Returning to an old home
I’m feeling so happy to be back in Japan. The photo above was taken by Mohri pond in Roppongi Hills with a rather interesting backstory. The fish in it are offspring from the fish which were born in space and brought back to earth by astronaut Dr Mamoru Mohri (see photo at the end).
Wandering through the streets of Tokyo last Saturday, I had so many flashbacks from that previous life. It was also great to weave in and out of the back streets of the Nihonbashi and Sumida areas and see all the small boutique little eateries and restaurants. Japan is a nation of artisans, and you can see it so clearly in its cuisine. I love the way that so many people diligently work , striving for absolutely excellence – whether it is a subway station master, a cook or a the hotel staff.
Its really nostalgic being back in my former adopted home. I lived in Japan for 8 years but it seems like a lifetime go. At my 21st birthday party I declared to all that I would master Japanese and go and live in Japan, work on the Tokyo Stock Exchange. Most friends and family laughed at my absurd plans. Sometimes it good to remind oneself of one’s victories – just not all the time.
I first visited Japan in 1994, the year before the Kansai earthquake, falling in love with the country and also a girl from Kobe. After a childhood of reading science fiction books and Tolkien-like fantasy books, I was drawn to go on my own odyssey. And I ended up studying economics there – writing a dissertation in Japanese about financial crises – and then moved there to work at an investment bank after a brief stint on Wall St and London.
I believe in the power of first impressions. And as I am back for the first time I have been trying to monitor what I am seeing and how I am responding to my observations. I walked around quite extensively chatting to many ordinary Japanese, had some interesting meetings, attended TEDx Tokyo and am speaking at the Bank of America Merril Lynch conference tomorrow. So far I am thinking that in a world of rising chaos, Japan is looking quite attractive.

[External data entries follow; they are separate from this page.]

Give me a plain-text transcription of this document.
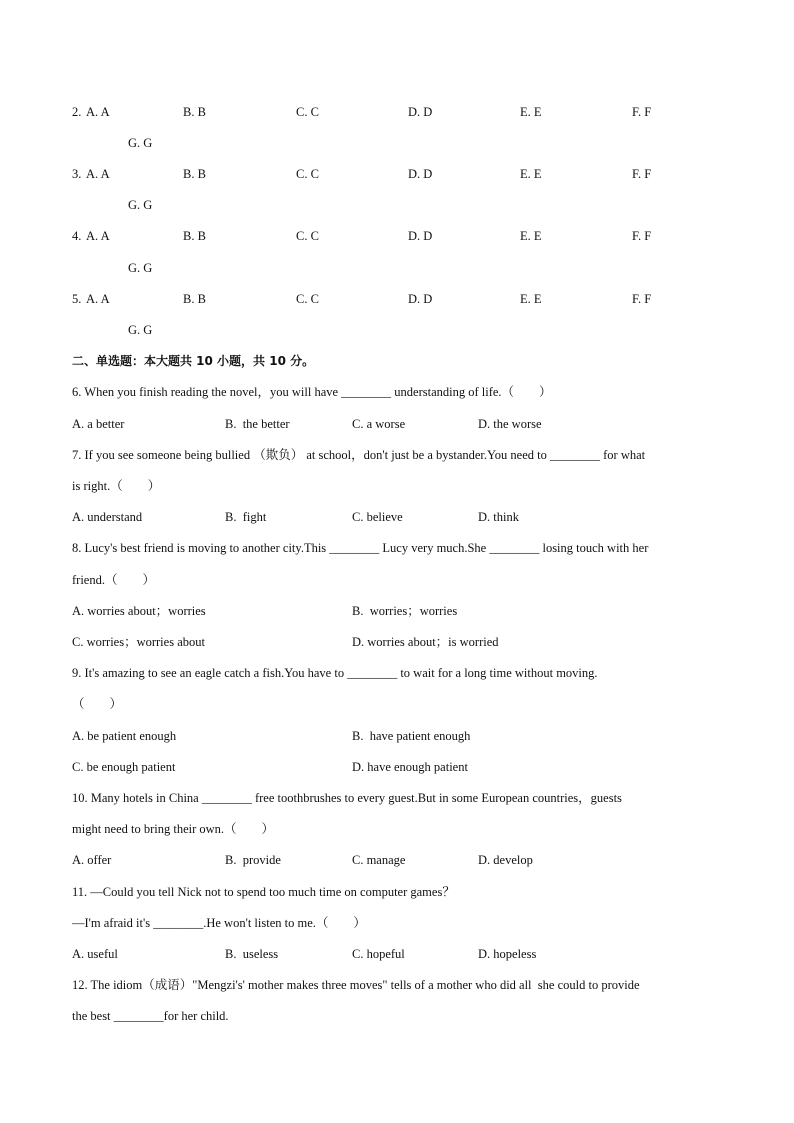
2. A. A	B. B	C. C	D. D	E. E	F. F
G. G
3. A. A	B. B	C. C	D. D	E. E	F. F
G. G
4. A. A	B. B	C. C	D. D	E. E	F. F
G. G
5. A. A	B. B	C. C	D. D	E. E	F. F
G. G
二、单选题：本大题共 10 小题，共 10 分。
6. When you finish reading the novel，you will have ________ understanding of life.（　　）
A. a better	B.  the better	C. a worse	D. the worse
7. If you see someone being bullied （欺负） at school，don't just be a bystander.You need to ________ for what
is right.（　　）
A. understand	B.  fight	C. believe	D. think
8. Lucy's best friend is moving to another city.This ________ Lucy very much.She ________ losing touch with her
friend.（　　）
A. worries about；worries	B.  worries；worries
C. worries；worries about	D. worries about；is worried
9. It's amazing to see an eagle catch a fish.You have to ________ to wait for a long time without moving.
（　　）
A. be patient enough	B.  have patient enough
C. be enough patient	D. have enough patient
10. Many hotels in China ________ free toothbrushes to every guest.But in some European countries，guests
might need to bring their own.（　　）
A. offer	B.  provide	C. manage	D. develop
11. —Could you tell Nick not to spend too much time on computer games？
—I'm afraid it's ________.He won't listen to me.（　　）
A. useful	B.  useless	C. hopeful	D. hopeless
12. The idiom（成语）"Mengzi's' mother makes three moves" tells of a mother who did all  she could to provide
the best ________for her child.
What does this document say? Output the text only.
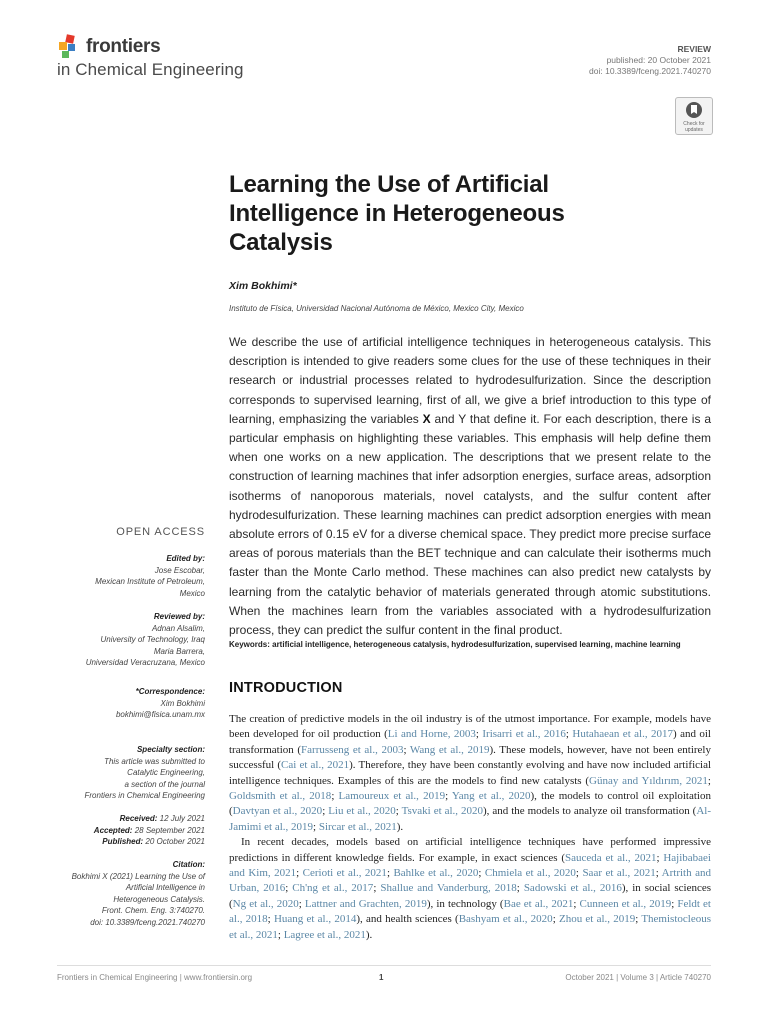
frontiers
in Chemical Engineering
REVIEW
published: 20 October 2021
doi: 10.3389/fceng.2021.740270
Check for updates
Learning the Use of Artificial Intelligence in Heterogeneous Catalysis
Xim Bokhimi*
Instituto de Física, Universidad Nacional Autónoma de México, Mexico City, Mexico
We describe the use of artificial intelligence techniques in heterogeneous catalysis. This description is intended to give readers some clues for the use of these techniques in their research or industrial processes related to hydrodesulfurization. Since the description corresponds to supervised learning, first of all, we give a brief introduction to this type of learning, emphasizing the variables X and Y that define it. For each description, there is a particular emphasis on highlighting these variables. This emphasis will help define them when one works on a new application. The descriptions that we present relate to the construction of learning machines that infer adsorption energies, surface areas, adsorption isotherms of nanoporous materials, novel catalysts, and the sulfur content after hydrodesulfurization. These learning machines can predict adsorption energies with mean absolute errors of 0.15 eV for a diverse chemical space. They predict more precise surface areas of porous materials than the BET technique and can calculate their isotherms much faster than the Monte Carlo method. These machines can also predict new catalysts by learning from the catalytic behavior of materials generated through atomic substitutions. When the machines learn from the variables associated with a hydrodesulfurization process, they can predict the sulfur content in the final product.
Keywords: artificial intelligence, heterogeneous catalysis, hydrodesulfurization, supervised learning, machine learning
OPEN ACCESS
Edited by:
Jose Escobar,
Mexican Institute of Petroleum,
Mexico
Reviewed by:
Adnan Alsalim,
University of Technology, Iraq
Maria Barrera,
Universidad Veracruzana, Mexico
*Correspondence:
Xim Bokhimi
bokhimi@fisica.unam.mx
Specialty section:
This article was submitted to
Catalytic Engineering,
a section of the journal
Frontiers in Chemical Engineering
Received: 12 July 2021
Accepted: 28 September 2021
Published: 20 October 2021
Citation:
Bokhimi X (2021) Learning the Use of
Artificial Intelligence in
Heterogeneous Catalysis.
Front. Chem. Eng. 3:740270.
doi: 10.3389/fceng.2021.740270
INTRODUCTION

The creation of predictive models in the oil industry is of the utmost importance. For example, models have been developed for oil production (Li and Horne, 2003; Irisarri et al., 2016; Hutahaean et al., 2017) and oil transformation (Farrusseng et al., 2003; Wang et al., 2019). These models, however, have not been entirely successful (Cai et al., 2021). Therefore, they have been constantly evolving and have now included artificial intelligence techniques. Examples of this are the models to find new catalysts (Günay and Yıldırım, 2021; Goldsmith et al., 2018; Lamoureux et al., 2019; Yang et al., 2020), the models to control oil exploitation (Davtyan et al., 2020; Liu et al., 2020; Tsvaki et al., 2020), and the models to analyze oil transformation (Al-Jamimi et al., 2019; Sircar et al., 2021).

In recent decades, models based on artificial intelligence techniques have performed impressive predictions in different knowledge fields. For example, in exact sciences (Sauceda et al., 2021; Hajibabaei and Kim, 2021; Cerioti et al., 2021; Bahlke et al., 2020; Chmiela et al., 2020; Saar et al., 2021; Artrith and Urban, 2016; Ch'ng et al., 2017; Shallue and Vanderburg, 2018; Sadowski et al., 2016), in social sciences (Ng et al., 2020; Lattner and Grachten, 2019), in technology (Bae et al., 2021; Cunneen et al., 2019; Feldt et al., 2018; Huang et al., 2014), and health sciences (Bashyam et al., 2020; Zhou et al., 2019; Themistocleous et al., 2021; Lagree et al., 2021).

Frontiers in Chemical Engineering | www.frontiersin.org	1	October 2021 | Volume 3 | Article 740270
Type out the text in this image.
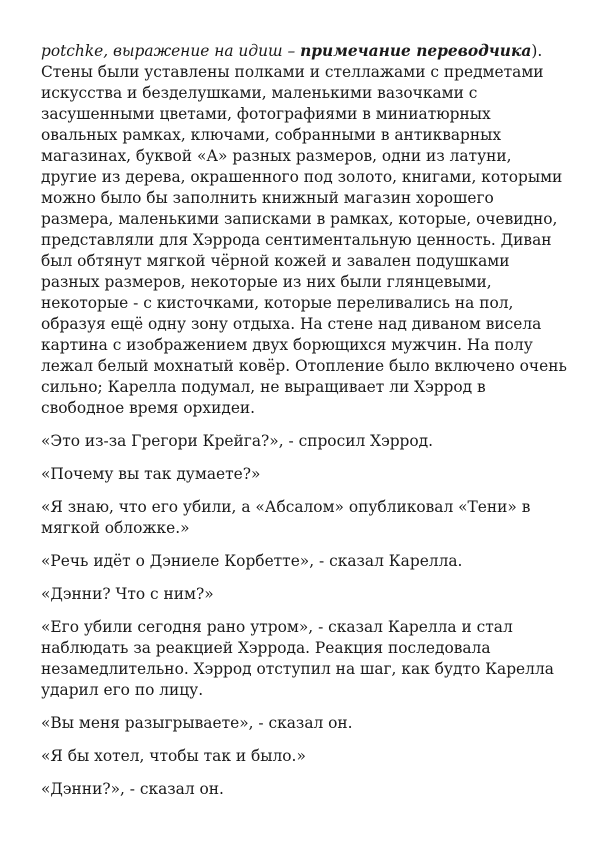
potchke, выражение на идиш – примечание переводчика).

Стены были уставлены полками и стеллажами с предметами искусства и безделушками, маленькими вазочками с засушенными цветами, фотографиями в миниатюрных овальных рамках, ключами, собранными в антикварных магазинах, буквой «А» разных размеров, одни из латуни, другие из дерева, окрашенного под золото, книгами, которыми можно было бы заполнить книжный магазин хорошего размера, маленькими записками в рамках, которые, очевидно, представляли для Хэррода сентиментальную ценность. Диван был обтянут мягкой чёрной кожей и завален подушками разных размеров, некоторые из них были глянцевыми, некоторые - с кисточками, которые переливались на пол, образуя ещё одну зону отдыха. На стене над диваном висела картина с изображением двух борющихся мужчин. На полу лежал белый мохнатый ковёр. Отопление было включено очень сильно; Карелла подумал, не выращивает ли Хэррод в свободное время орхидеи.

«Это из-за Грегори Крейга?», - спросил Хэррод.

«Почему вы так думаете?»

«Я знаю, что его убили, а «Абсалом» опубликовал «Тени» в мягкой обложке.»

«Речь идёт о Дэниеле Корбетте», - сказал Карелла.

«Дэнни? Что с ним?»

«Его убили сегодня рано утром», - сказал Карелла и стал наблюдать за реакцией Хэррода. Реакция последовала незамедлительно. Хэррод отступил на шаг, как будто Карелла ударил его по лицу.

«Вы меня разыгрываете», - сказал он.

«Я бы хотел, чтобы так и было.»

«Дэнни?», - сказал он.
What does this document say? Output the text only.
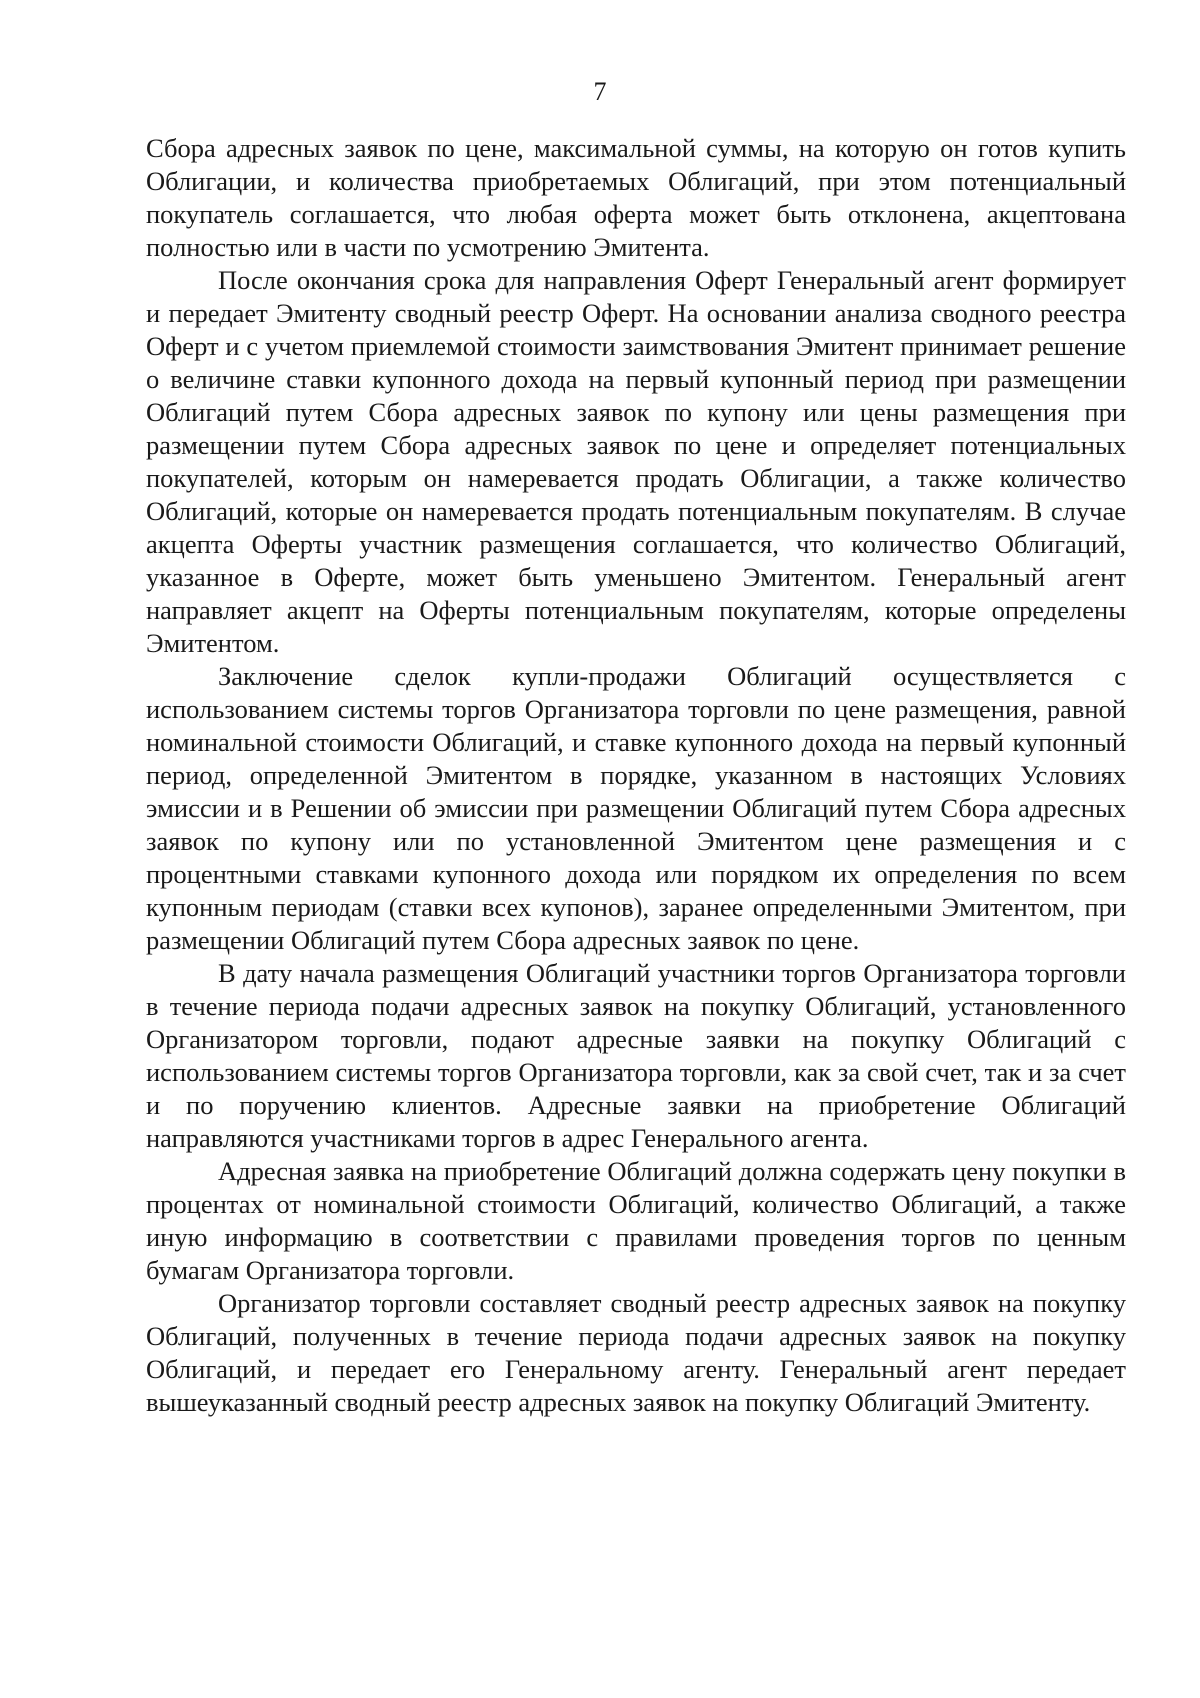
7

Сбора адресных заявок по цене, максимальной суммы, на которую он готов купить Облигации, и количества приобретаемых Облигаций, при этом потенциальный покупатель соглашается, что любая оферта может быть отклонена, акцептована полностью или в части по усмотрению Эмитента.

После окончания срока для направления Оферт Генеральный агент формирует и передает Эмитенту сводный реестр Оферт. На основании анализа сводного реестра Оферт и с учетом приемлемой стоимости заимствования Эмитент принимает решение о величине ставки купонного дохода на первый купонный период при размещении Облигаций путем Сбора адресных заявок по купону или цены размещения при размещении путем Сбора адресных заявок по цене и определяет потенциальных покупателей, которым он намеревается продать Облигации, а также количество Облигаций, которые он намеревается продать потенциальным покупателям. В случае акцепта Оферты участник размещения соглашается, что количество Облигаций, указанное в Оферте, может быть уменьшено Эмитентом. Генеральный агент направляет акцепт на Оферты потенциальным покупателям, которые определены Эмитентом.

Заключение сделок купли-продажи Облигаций осуществляется с использованием системы торгов Организатора торговли по цене размещения, равной номинальной стоимости Облигаций, и ставке купонного дохода на первый купонный период, определенной Эмитентом в порядке, указанном в настоящих Условиях эмиссии и в Решении об эмиссии при размещении Облигаций путем Сбора адресных заявок по купону или по установленной Эмитентом цене размещения и с процентными ставками купонного дохода или порядком их определения по всем купонным периодам (ставки всех купонов), заранее определенными Эмитентом, при размещении Облигаций путем Сбора адресных заявок по цене.

В дату начала размещения Облигаций участники торгов Организатора торговли в течение периода подачи адресных заявок на покупку Облигаций, установленного Организатором торговли, подают адресные заявки на покупку Облигаций с использованием системы торгов Организатора торговли, как за свой счет, так и за счет и по поручению клиентов. Адресные заявки на приобретение Облигаций направляются участниками торгов в адрес Генерального агента.

Адресная заявка на приобретение Облигаций должна содержать цену покупки в процентах от номинальной стоимости Облигаций, количество Облигаций, а также иную информацию в соответствии с правилами проведения торгов по ценным бумагам Организатора торговли.

Организатор торговли составляет сводный реестр адресных заявок на покупку Облигаций, полученных в течение периода подачи адресных заявок на покупку Облигаций, и передает его Генеральному агенту. Генеральный агент передает вышеуказанный сводный реестр адресных заявок на покупку Облигаций Эмитенту.
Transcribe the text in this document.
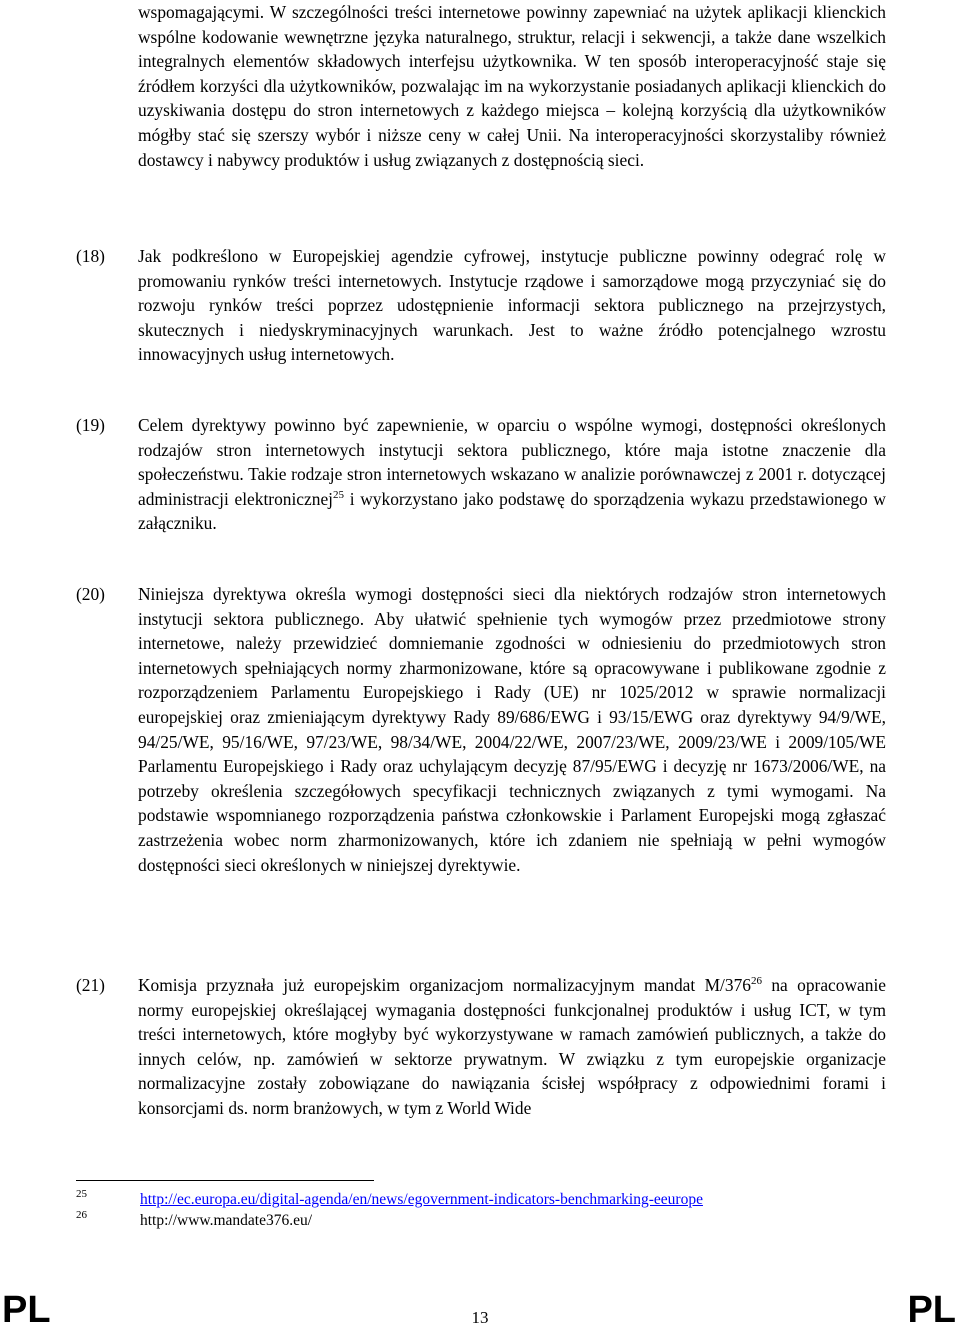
wspomagającymi. W szczególności treści internetowe powinny zapewniać na użytek aplikacji klienckich wspólne kodowanie wewnętrzne języka naturalnego, struktur, relacji i sekwencji, a także dane wszelkich integralnych elementów składowych interfejsu użytkownika. W ten sposób interoperacyjność staje się źródłem korzyści dla użytkowników, pozwalając im na wykorzystanie posiadanych aplikacji klienckich do uzyskiwania dostępu do stron internetowych z każdego miejsca – kolejną korzyścią dla użytkowników mógłby stać się szerszy wybór i niższe ceny w całej Unii. Na interoperacyjności skorzystaliby również dostawcy i nabywcy produktów i usług związanych z dostępnością sieci.

(18) Jak podkreślono w Europejskiej agendzie cyfrowej, instytucje publiczne powinny odegrać rolę w promowaniu rynków treści internetowych. Instytucje rządowe i samorządowe mogą przyczyniać się do rozwoju rynków treści poprzez udostępnienie informacji sektora publicznego na przejrzystych, skutecznych i niedyskryminacyjnych warunkach. Jest to ważne źródło potencjalnego wzrostu innowacyjnych usług internetowych.

(19) Celem dyrektywy powinno być zapewnienie, w oparciu o wspólne wymogi, dostępności określonych rodzajów stron internetowych instytucji sektora publicznego, które maja istotne znaczenie dla społeczeństwu. Takie rodzaje stron internetowych wskazano w analizie porównawczej z 2001 r. dotyczącej administracji elektronicznej$^{25}$ i wykorzystano jako podstawę do sporządzenia wykazu przedstawionego w załączniku.

(20) Niniejsza dyrektywa określa wymogi dostępności sieci dla niektórych rodzajów stron internetowych instytucji sektora publicznego. Aby ułatwić spełnienie tych wymogów przez przedmiotowe strony internetowe, należy przewidzieć domniemanie zgodności w odniesieniu do przedmiotowych stron internetowych spełniających normy zharmonizowane, które są opracowywane i publikowane zgodnie z rozporządzeniem Parlamentu Europejskiego i Rady (UE) nr 1025/2012 w sprawie normalizacji europejskiej oraz zmieniającym dyrektywy Rady 89/686/EWG i 93/15/EWG oraz dyrektywy 94/9/WE, 94/25/WE, 95/16/WE, 97/23/WE, 98/34/WE, 2004/22/WE, 2007/23/WE, 2009/23/WE i 2009/105/WE Parlamentu Europejskiego i Rady oraz uchylającym decyzję 87/95/EWG i decyzję nr 1673/2006/WE, na potrzeby określenia szczegółowych specyfikacji technicznych związanych z tymi wymogami. Na podstawie wspomnianego rozporządzenia państwa członkowskie i Parlament Europejski mogą zgłaszać zastrzeżenia wobec norm zharmonizowanych, które ich zdaniem nie spełniają w pełni wymogów dostępności sieci określonych w niniejszej dyrektywie.

(21) Komisja przyznała już europejskim organizacjom normalizacyjnym mandat $M/376^{26}$ na opracowanie normy europejskiej określającej wymagania dostępności funkcjonalnej produktów i usług ICT, w tym treści internetowych, które mogłyby być wykorzystywane w ramach zamówień publicznych, a także do innych celów, np. zamówień w sektorze prywatnym. W związku z tym europejskie organizacje normalizacyjne zostały zobowiązane do nawiązania ścisłej współpracy z odpowiednimi forami i konsorcjami ds. norm branżowych, w tym z World Wide

25	http://ec.europa.eu/digital-agenda/en/news/egovernment-indicators-benchmarking-eeurope
26	http://www.mandate376.eu/
PL	13	PL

The BAML Japan economist Izumi Devalier told me today, had she been told a year ago the state of the world – the trade war and the poor external macroeconomic environment etc – she might have forecast a recession in Japan! So it’s a miracle its still in the black. I’ve not looked closely at the data so closely myself, but if I’m right about where the world is going, Japan may yet have a recession. However, that said, I do think Japan’s economy looks interesting here. The prospects for the youth here is far better than most countries – will a tightening labour market, very good housing affordability and a very high standard of living. And in a world which is fragmenting social cohesion might start to be seen as a strength not a weakness. Just wait until the US election next year and how people react to the Brexit developments. We may yet see domestic terrorism in the US and UK. Furthermore, a local Japanese futurist told me that he’s getting a lot of enquiries now as companies are increasingly focused on longer term visions and strategy. Another friend who sat on a Cabinet Office committee for innovation said that since 2017 many companies had established innovation labs.
I am sure I’ll write more in due course but its great to be back and I plan to come more frequently again.